This Saturday, I’ll be showing new work in Unfurling 250, a group exhibition opening June 13, 2026 at James Oliver Gallery in Philadelphia: Simone Biles / Ghost Flag over the Capitol.
As Philadelphia marks the nation’s 250th anniversary, Unfurling 250 brings together 19 artists to explore America not as a fixed idea, but as a lived and evolving reality. The exhibition spans photography, video, sculpture, textile and other forms, offering something more complex than celebration or critique. It offers a record.
My piece brings two American images into confrontation with each other.
One is Simone Biles, a living figure of American excellence. A Black American woman. An Olympic athlete. A body in command of gravity, pressure, discipline and history.
The other is the Statue of Freedom above the U.S. Capitol, one of the most visible national symbols in the country and one of the least examined. It sits high above Washington as if its meaning is fixed, but the history underneath it is anything but simple.

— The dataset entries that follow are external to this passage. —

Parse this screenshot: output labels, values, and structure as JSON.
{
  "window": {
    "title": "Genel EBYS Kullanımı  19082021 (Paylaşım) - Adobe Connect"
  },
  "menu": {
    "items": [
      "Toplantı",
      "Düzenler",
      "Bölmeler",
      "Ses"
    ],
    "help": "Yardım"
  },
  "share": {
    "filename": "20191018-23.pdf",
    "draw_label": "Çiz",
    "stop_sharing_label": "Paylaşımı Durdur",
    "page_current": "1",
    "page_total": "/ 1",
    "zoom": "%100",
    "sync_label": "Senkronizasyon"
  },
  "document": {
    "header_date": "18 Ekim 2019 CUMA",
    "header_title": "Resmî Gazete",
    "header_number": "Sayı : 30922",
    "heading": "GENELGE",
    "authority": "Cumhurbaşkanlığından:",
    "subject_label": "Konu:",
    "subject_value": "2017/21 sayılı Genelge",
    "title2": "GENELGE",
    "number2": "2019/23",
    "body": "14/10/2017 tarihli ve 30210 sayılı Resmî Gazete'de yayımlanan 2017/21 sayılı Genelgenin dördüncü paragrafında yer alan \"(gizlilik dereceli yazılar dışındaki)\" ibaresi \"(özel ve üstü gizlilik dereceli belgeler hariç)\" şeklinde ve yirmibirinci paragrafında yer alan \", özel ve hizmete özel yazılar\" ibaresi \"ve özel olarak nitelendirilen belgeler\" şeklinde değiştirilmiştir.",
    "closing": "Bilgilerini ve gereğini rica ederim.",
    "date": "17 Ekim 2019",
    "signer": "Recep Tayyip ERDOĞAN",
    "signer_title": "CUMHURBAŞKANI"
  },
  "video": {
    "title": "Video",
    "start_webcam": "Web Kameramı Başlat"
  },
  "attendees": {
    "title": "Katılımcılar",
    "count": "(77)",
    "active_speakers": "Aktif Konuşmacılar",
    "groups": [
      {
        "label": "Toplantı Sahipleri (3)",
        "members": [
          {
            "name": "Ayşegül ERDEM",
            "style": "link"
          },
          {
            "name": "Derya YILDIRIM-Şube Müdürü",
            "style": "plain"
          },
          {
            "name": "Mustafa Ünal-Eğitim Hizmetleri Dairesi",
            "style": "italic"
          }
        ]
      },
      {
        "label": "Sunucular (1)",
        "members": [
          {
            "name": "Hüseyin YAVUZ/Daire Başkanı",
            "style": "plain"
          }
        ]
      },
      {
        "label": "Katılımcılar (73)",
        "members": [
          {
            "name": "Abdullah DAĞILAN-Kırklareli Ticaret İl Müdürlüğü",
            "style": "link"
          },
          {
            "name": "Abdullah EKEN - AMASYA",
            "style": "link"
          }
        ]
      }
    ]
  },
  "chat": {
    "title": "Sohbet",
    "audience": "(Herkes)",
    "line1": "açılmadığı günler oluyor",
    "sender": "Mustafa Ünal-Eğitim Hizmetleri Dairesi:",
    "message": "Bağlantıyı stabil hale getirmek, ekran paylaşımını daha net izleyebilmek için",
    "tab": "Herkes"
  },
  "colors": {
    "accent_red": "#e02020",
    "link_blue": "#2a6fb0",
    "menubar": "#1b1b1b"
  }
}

Designed by Thomas Crawford and placed atop the Capitol dome in 1863, in the middle of the Civil War, the statue was meant to embody American freedom. But even before it reached the dome, freedom had already been edited.
Crawford’s early design included a liberty cap, a symbol historically associated with emancipation and formerly enslaved people. Jefferson Davis, then Secretary of War and later president of the Confederacy, objected to that reference. The cap was removed and replaced with a helmet, eagle and feathers.

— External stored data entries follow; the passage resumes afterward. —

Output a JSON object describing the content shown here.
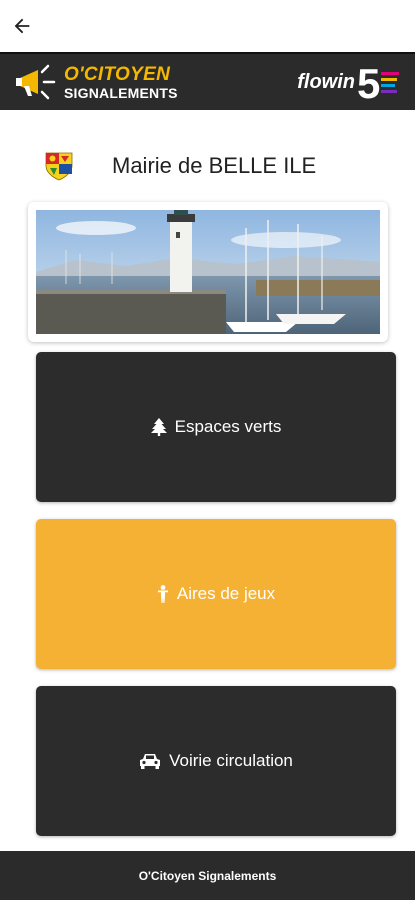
{
  "topbar": {
    "back_icon": "arrow-left-icon"
  },
  "header": {
    "brand_title": "O'CITOYEN",
    "brand_subtitle": "SIGNALEMENTS",
    "brand_icon": "megaphone-icon",
    "partner_text": "flowin",
    "partner_digit": "5",
    "accent": "#f5b800",
    "background": "#2b2b2b"
  },
  "mairie": {
    "title": "Mairie de BELLE ILE",
    "crest_icon": "coat-of-arms-icon"
  },
  "photo": {
    "subject": "lighthouse-harbor-image"
  },
  "tiles": [
    {
      "label": "Espaces verts",
      "icon": "tree-icon",
      "color": "#2c2c2c"
    },
    {
      "label": "Aires de jeux",
      "icon": "child-icon",
      "color": "#f5b133"
    },
    {
      "label": "Voirie circulation",
      "icon": "car-icon",
      "color": "#2c2c2c"
    }
  ],
  "footer": {
    "text": "O'Citoyen Signalements"
  }
}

That substitution is not a minor design note. It is the politics of the image.
A monument to freedom was altered because its symbolism came too close to the reality of slavery. It was safer, politically, to turn freedom into something abstract, militarized and mythological than to let it visibly suggest emancipation.
Then there is the deeper irony: the statue was completed with the crucial labor and skill of Philip Reid, an enslaved Black man who helped solve the casting and assembly of the plaster model. The nation placed Freedom above the Capitol while still denying freedom to the people who helped make the symbol possible.
That contradiction is not buried in the past. It is still active.
The statue is also frequently misread as Indigenous or Native American because of the feathers and eagle forms in the helmet. That misreading interests me because it reveals another American habit: taking symbols, identities and histories, combining them into a national image, then asking the public not to look too closely at what has been absorbed, erased or renamed.

The “ghost flag” in this work is not meant to be a clean patriotic gesture. It is a projection. A veil. A haunting. It moves across the Capitol as something both present and unstable, familiar and untrustworthy.
On one side of the diptych, the flag appears as a luminous, almost spectral outline hovering over the Capitol dome, its glow both reverent and questioning, caught on the sculpture. On the other, Simone Biles meets the viewer with clarity and confidence.
I am interested in the flag not as a settled emblem, but as a question.
What does freedom mean when the symbol itself has been compromised? What does patriotism mean when history has been edited? What does a monument represent when the body of the nation tells a different story?
This is where Simone Biles enters the work.
She is not an allegory. She is not bronze. She was not commissioned to represent an idea. She is real, contemporary and self-possessed. She is a living monument to excellence, but also to pressure, refusal, vulnerability and control.
Putting her image beside the Capitol is not about making a simple patriotic statement. It is about contrast.
The Capitol offers an inherited symbol of freedom, shaped by political compromise and racial contradiction. Simone offers a contemporary embodiment of American greatness that cannot be abstracted, softened or hidden inside mythology.
One image says what America wanted freedom to look like. The other shows what American excellence actually looks like.
For me, the work is about the space between national myth and lived truth. It is about the symbols we inherit and the people who overcome them. It is about the uncomfortable fact that freedom in America has always been both an ideal and a battleground.
Through my work at D’Amico Studios, and through years of working across photography, portraiture, projection mapping and large-scale experiential projects, I have always been interested in what images can hold, what they can reveal and what they can force us to look at again.
The ghost flag is not there to decorate the Capitol. It is there to represent a haunting of history. As his story questions it, are we destined to repeat history. And Simone Biles stands beside it as something the monument can never be, a symbol of humanity and its ability to overcome, be undeniably alive, and free on her own terms.
Unfurling 250 opens June 13, 2026 at James Oliver Gallery and runs through August 22, 2026.